I mean people are overclocking mice these days


 
jay4321 said:
stratamania said:
These days I am not that sure building a desktop machine is even worth it with today's specs etc. Some gamers and enthusiast builds you see are an easy way to blow a lot of cash for performance that many are not using.

I swore off desktops for several years but eventually came back for my home studio and office and am so glad I did. You can get an incredibly powerful and responsive system for not all that much money, and put the muscle right where you need it, and with quality components that tend to come with much longer warranties. My recording/playing setup has two interfaces, 2 powered audio monitors, a widescreen monitor, a Komplete keyboard, a Furman unit power all hooked up. Then in excess of 1TB worth of sounds libraries and things in storage. I'm not looking to hook up a notebook twice a day and certainly not with comparable horsepower/storage at the cost.

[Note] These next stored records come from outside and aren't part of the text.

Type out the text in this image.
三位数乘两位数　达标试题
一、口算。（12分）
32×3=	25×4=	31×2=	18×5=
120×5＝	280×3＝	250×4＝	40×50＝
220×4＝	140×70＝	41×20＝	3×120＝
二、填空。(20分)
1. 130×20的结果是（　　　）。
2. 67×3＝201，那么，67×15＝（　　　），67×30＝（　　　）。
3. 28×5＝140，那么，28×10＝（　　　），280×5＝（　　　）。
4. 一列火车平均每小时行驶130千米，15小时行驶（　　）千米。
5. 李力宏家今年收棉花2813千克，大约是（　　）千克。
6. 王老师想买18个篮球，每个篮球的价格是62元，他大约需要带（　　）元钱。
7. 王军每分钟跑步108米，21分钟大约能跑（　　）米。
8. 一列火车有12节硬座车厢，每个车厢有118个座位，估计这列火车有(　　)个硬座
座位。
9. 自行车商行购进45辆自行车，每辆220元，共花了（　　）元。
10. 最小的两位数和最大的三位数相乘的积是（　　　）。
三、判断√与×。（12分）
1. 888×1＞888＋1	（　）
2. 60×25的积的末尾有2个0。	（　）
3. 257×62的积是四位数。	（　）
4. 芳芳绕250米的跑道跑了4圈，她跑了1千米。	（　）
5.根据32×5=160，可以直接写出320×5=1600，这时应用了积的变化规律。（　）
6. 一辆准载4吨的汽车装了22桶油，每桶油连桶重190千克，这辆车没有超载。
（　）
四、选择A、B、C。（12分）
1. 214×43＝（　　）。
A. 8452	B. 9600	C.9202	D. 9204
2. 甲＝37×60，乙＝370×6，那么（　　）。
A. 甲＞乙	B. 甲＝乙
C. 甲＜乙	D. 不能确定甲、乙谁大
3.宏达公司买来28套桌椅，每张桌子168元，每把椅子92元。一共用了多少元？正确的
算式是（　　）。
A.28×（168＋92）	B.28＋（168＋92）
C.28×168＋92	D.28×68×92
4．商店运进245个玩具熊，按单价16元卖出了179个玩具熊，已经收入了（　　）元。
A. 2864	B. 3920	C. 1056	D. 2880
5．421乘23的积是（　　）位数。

As for gamers, that's kind of a separate beast. If someone feels they "need" to play AAA titles on high resolution and on high-ultra settings...yeah, there's just a huge premium for that. For everyone else a very modest video card will do the trick, and often enough none at all - any typical display or dual-monitor setup can be handled by integrated graphics for everyday use.

I initially built mine with 9 components, and that includes the case, aftermarket CPU fan, a Windows license, and a fantastic huge display. I did add an "upper-tier but not insane" video card shortly after deciding I wanted to aim for a 6-year run with the system. I do play some games on rare occasion and don't mind eye candy.

Strangely enough when I got out of desktop PCs around 5 years ago, the idea was that my laptop would fill all the gaps pretty well. Now, the notebook got squeezed out by my phone and desktop.

Indeed. I am not saying there is no use case for ever building a desktop machine. Just that at one time if you did so maxing out the specs made sense but that nowadays a performant machine can be made or bought with less than the maximum specs and for a lot of people getting the maximum specs would be overkill rather than meeting actual need. So we are probably on the same page.